The root of the currency challenges, lies in the country’s fiscal operations characterized by budget over-run of billions of dollars. The budget deficit was financed via overdrafts from the central bank and the issuance of treasury bills. This resulted in a mismatch between RTGS balances and the US dollars in circulation and in the process a huge premium between hard cash and electronic balances.

The RBZ’s prescription was to introduce bond notes, but instead of easing the cash crisis, the move all but worsened the situation. Instead of being used for transaction purposes, bond notes are now being used to mop out forex from the market — talk of bad money driving out good money. Forex dealers, with bond notes, are offering premiums of between 20 to 25 percent in exchange for hard cash. The US dollars are then sold to various economic players in exchange for bond notes and the circle begins again with the foreign currency hardly being used for local transactions.

However, without  bond notes, foreign currency dealers, will find it more difficult to mop out foreign currency from the system as they would have nothing to offer as an incentive to foreign currency holders.  While there will still be an option to exchange foreign currency for electronic money transfers as well as mobile money, where premiums range between 40 percent to 50 percent, such transactions will be easy to curb if supervision and  monitoring systems are put in place.

Without bond notes, analysts say, it should be easy for authorities to monitor transactions. Granted forex dealers can easily come up with more innovative means to transact once bond notes are removed, but the impact of such transactions might be reduced.

The RBZ, with the help of service providers for mobile money, should be in a position to monitor and identify suspicious transactions conducted through mobile phones and bank accounts. As much as most transactions are now being conducted through the use of electronic systems, the frequency of such, for someone who does not operate a business, should be able to alert authorities on suspicious transactions.

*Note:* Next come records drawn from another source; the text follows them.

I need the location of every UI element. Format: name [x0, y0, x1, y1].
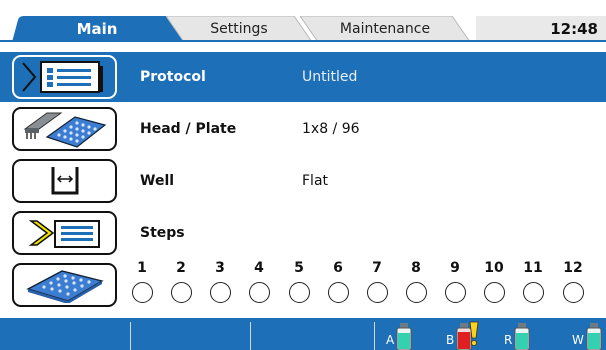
- reagent-a[interactable]: A: [386, 320, 412, 350]
- steps-button[interactable]: [12, 211, 117, 255]
- column-number: 5: [294, 260, 304, 276]
- column-10[interactable]: 10: [479, 258, 509, 303]
- steps-label: Steps: [140, 225, 185, 241]
- tab-bar: Main Settings Maintenance 12:48: [0, 0, 606, 42]
- column-toggle[interactable]: [405, 282, 427, 303]
- column-number: 12: [563, 260, 583, 276]
- tab-maintenance-label: Maintenance: [339, 21, 431, 37]
- column-12[interactable]: 12: [558, 258, 588, 303]
- row-head-plate[interactable]: Head / Plate 1x8 / 96: [0, 104, 606, 154]
- column-toggle[interactable]: [209, 282, 231, 303]
- tab-settings[interactable]: Settings: [166, 16, 312, 42]
- reagent-letter: A: [386, 333, 395, 347]
- column-number: 6: [333, 260, 343, 276]
- status-divider: [374, 322, 375, 350]
- bottle-warning-icon: [456, 321, 479, 350]
- status-divider: [250, 322, 251, 350]
- protocol-button[interactable]: [12, 55, 117, 99]
- plate-button[interactable]: [12, 263, 117, 307]
- column-number: 3: [215, 260, 225, 276]
- column-1[interactable]: 1: [127, 258, 157, 303]
- steps-list-icon: [28, 220, 100, 248]
- status-bar: A B R W: [0, 318, 606, 350]
- column-selector: 1 2 3 4 5 6 7 8 9 10 11 12: [127, 258, 597, 312]
- row-steps[interactable]: Steps: [0, 208, 606, 258]
- column-toggle[interactable]: [522, 282, 544, 303]
- column-toggle[interactable]: [288, 282, 310, 303]
- column-toggle[interactable]: [131, 282, 153, 303]
- tab-settings-label: Settings: [210, 21, 268, 37]
- well-shape-icon: [51, 167, 78, 195]
- row-protocol[interactable]: Protocol Untitled: [0, 52, 606, 102]
- well-value: Flat: [302, 173, 329, 189]
- protocol-label: Protocol: [140, 69, 206, 85]
- column-6[interactable]: 6: [323, 258, 353, 303]
- head-plate-value: 1x8 / 96: [302, 121, 360, 137]
- clock: 12:48: [476, 16, 606, 42]
- protocol-list-icon: [21, 61, 103, 93]
- bottle-icon: [396, 323, 412, 350]
- column-number: 4: [254, 260, 264, 276]
- head-plate-button[interactable]: [12, 107, 117, 151]
- bottle-icon: [514, 323, 530, 350]
- protocol-value: Untitled: [302, 69, 358, 85]
- dispense-head-plate-icon: [22, 112, 106, 148]
- column-8[interactable]: 8: [401, 258, 431, 303]
- column-2[interactable]: 2: [166, 258, 196, 303]
- column-toggle[interactable]: [366, 282, 388, 303]
- column-number: 11: [523, 260, 543, 276]
- tab-maintenance[interactable]: Maintenance: [300, 16, 470, 42]
- reagent-letter: W: [572, 333, 584, 347]
- head-plate-label: Head / Plate: [140, 121, 237, 137]
- column-toggle[interactable]: [327, 282, 349, 303]
- column-number: 1: [137, 260, 147, 276]
- column-5[interactable]: 5: [284, 258, 314, 303]
- row-well[interactable]: Well Flat: [0, 156, 606, 206]
- column-number: 10: [484, 260, 504, 276]
- column-3[interactable]: 3: [205, 258, 235, 303]
- column-7[interactable]: 7: [362, 258, 392, 303]
- column-number: 8: [411, 260, 421, 276]
- microplate-icon: [25, 270, 104, 303]
- reagent-b[interactable]: B: [446, 320, 482, 350]
- status-divider: [130, 322, 131, 350]
- column-toggle[interactable]: [248, 282, 270, 303]
- column-toggle[interactable]: [562, 282, 584, 303]
- column-11[interactable]: 11: [518, 258, 548, 303]
- tab-main[interactable]: Main: [8, 16, 186, 42]
- column-toggle[interactable]: [444, 282, 466, 303]
- column-number: 9: [450, 260, 460, 276]
- column-number: 2: [176, 260, 186, 276]
- reagent-r[interactable]: R: [504, 320, 530, 350]
- reagent-w[interactable]: W: [572, 320, 602, 350]
- column-4[interactable]: 4: [244, 258, 274, 303]
- well-button[interactable]: [12, 159, 117, 203]
- row-columns: 1 2 3 4 5 6 7 8 9 10 11 12: [0, 258, 606, 312]
- well-label: Well: [140, 173, 175, 189]
- reagent-letter: R: [504, 333, 513, 347]
- column-toggle[interactable]: [483, 282, 505, 303]
- column-number: 7: [372, 260, 382, 276]
- bottle-icon: [586, 323, 602, 350]
- reagent-letter: B: [446, 333, 455, 347]
- tab-main-label: Main: [76, 20, 118, 38]
- column-toggle[interactable]: [170, 282, 192, 303]
- tab-underline: [0, 40, 606, 42]
- column-9[interactable]: 9: [440, 258, 470, 303]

There are, however, some who believe the failure by the authorities to act  on illegal foreign currency dealers is deliberate. The argument is that the illegal dealings are actually serving a purpose of aggregating and distributing foreign currency to other economic players not on the RBZ’s priority list. The RBZ in 2016 introduced a foreign currency priority list that left out other economic players out of the equation with no official access to foreign currency.

Such economic players are the ones that have resorted to the use of the black market to access hard cash for their import requirements albeit at a premium, which they recover through hiking prices for their products.  In other words, remittances are still playing their role of oiling the economy albeit unofficially.